Michael Nielsen has a nice post on using your laptop to compute PageRank for millions of webpages. His posts reviews PageRank and how to compute it and shows a short, but reasonably efficient, Python program that can easily do a graph with a few million nodes. While not sufficient for many applications, like the Web, there are lots of interesting and significant graphs this small Python program can handle — Wikipedia pages, DBLP publications, RDF namespaces, BGP routers, Twitter followers, etc.
The post is part of a series Nielsen is making on the Google Technology Stack including PageRank, MapReduce, BigTable, and GFS. The posts are a byproduct of a series of weekly lectures he’s giving starting earlier this month in Waterloo. Here’s the way that Nielsen describes the series.
“Part of what makes Google such an amazing engine of innovation is their internal technology stack: a set of powerful proprietary technologies that makes it easy for Google developers to generate and process enormous quantities of data. According to a senior Microsoft developer who moved to Google, Googlers work and think at a higher level of abstraction than do developers at many other companies, including Microsoft: “Google uses Bayesian filtering the way Microsoft uses the if statement” (Credit: Joel Spolsky). This series of posts describes some of the technologies that make this high level of abstraction possible.”
Videos of the first two lectures, Introducion to PageRank and Building our PageRank Intuition) are available online.
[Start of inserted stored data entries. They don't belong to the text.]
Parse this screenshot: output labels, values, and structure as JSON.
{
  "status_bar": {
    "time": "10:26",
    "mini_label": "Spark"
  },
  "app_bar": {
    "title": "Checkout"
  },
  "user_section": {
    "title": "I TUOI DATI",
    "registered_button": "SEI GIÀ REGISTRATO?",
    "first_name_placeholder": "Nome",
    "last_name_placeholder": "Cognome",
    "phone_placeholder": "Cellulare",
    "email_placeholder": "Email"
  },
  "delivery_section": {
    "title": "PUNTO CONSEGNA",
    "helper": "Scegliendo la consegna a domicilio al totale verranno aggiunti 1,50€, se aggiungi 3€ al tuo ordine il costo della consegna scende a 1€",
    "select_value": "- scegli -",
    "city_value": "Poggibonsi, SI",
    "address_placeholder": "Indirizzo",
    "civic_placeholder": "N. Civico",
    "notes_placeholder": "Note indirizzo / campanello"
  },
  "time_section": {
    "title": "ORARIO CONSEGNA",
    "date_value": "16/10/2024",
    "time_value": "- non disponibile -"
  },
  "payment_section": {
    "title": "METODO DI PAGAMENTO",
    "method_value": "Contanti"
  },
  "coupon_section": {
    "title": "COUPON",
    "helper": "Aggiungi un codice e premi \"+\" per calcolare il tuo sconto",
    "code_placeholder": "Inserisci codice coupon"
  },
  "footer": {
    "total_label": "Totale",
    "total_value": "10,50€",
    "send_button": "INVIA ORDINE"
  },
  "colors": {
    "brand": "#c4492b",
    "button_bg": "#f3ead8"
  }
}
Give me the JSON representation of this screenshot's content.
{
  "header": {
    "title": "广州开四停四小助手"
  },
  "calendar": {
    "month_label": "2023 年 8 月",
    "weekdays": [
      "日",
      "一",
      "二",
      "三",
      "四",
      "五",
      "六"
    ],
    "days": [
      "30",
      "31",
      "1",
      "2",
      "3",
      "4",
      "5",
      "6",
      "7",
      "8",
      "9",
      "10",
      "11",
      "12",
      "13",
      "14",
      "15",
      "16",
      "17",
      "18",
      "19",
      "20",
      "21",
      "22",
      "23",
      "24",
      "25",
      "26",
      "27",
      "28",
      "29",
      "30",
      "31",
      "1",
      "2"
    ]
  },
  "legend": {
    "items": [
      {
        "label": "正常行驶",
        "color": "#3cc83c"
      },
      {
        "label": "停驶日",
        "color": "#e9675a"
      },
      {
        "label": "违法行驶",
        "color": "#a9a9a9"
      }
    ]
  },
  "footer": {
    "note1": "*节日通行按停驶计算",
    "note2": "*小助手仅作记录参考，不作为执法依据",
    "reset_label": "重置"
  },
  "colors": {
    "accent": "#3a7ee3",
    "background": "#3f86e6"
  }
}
Nielsen illustrates the concepts and algorithms with well-written Python code and provides exercises to help readers master the material as well as “more challenging and often open-ended problems” which he has worked on but not completely solved.
Nielsen was trained as a as a theoretical Physicist but has shifted his attention to “the development of new tools for scientific collaboration and publication”. As far as I can see, he is offering these as free public lectures out of a desire to share his knowledge and also to help (or maybe force) him to deepen his own understanding of the topics and develop better ways of explaining them. In both cases, it an admirable and inspiring example for us all and appropriate for the holiday season. Merry Christmas!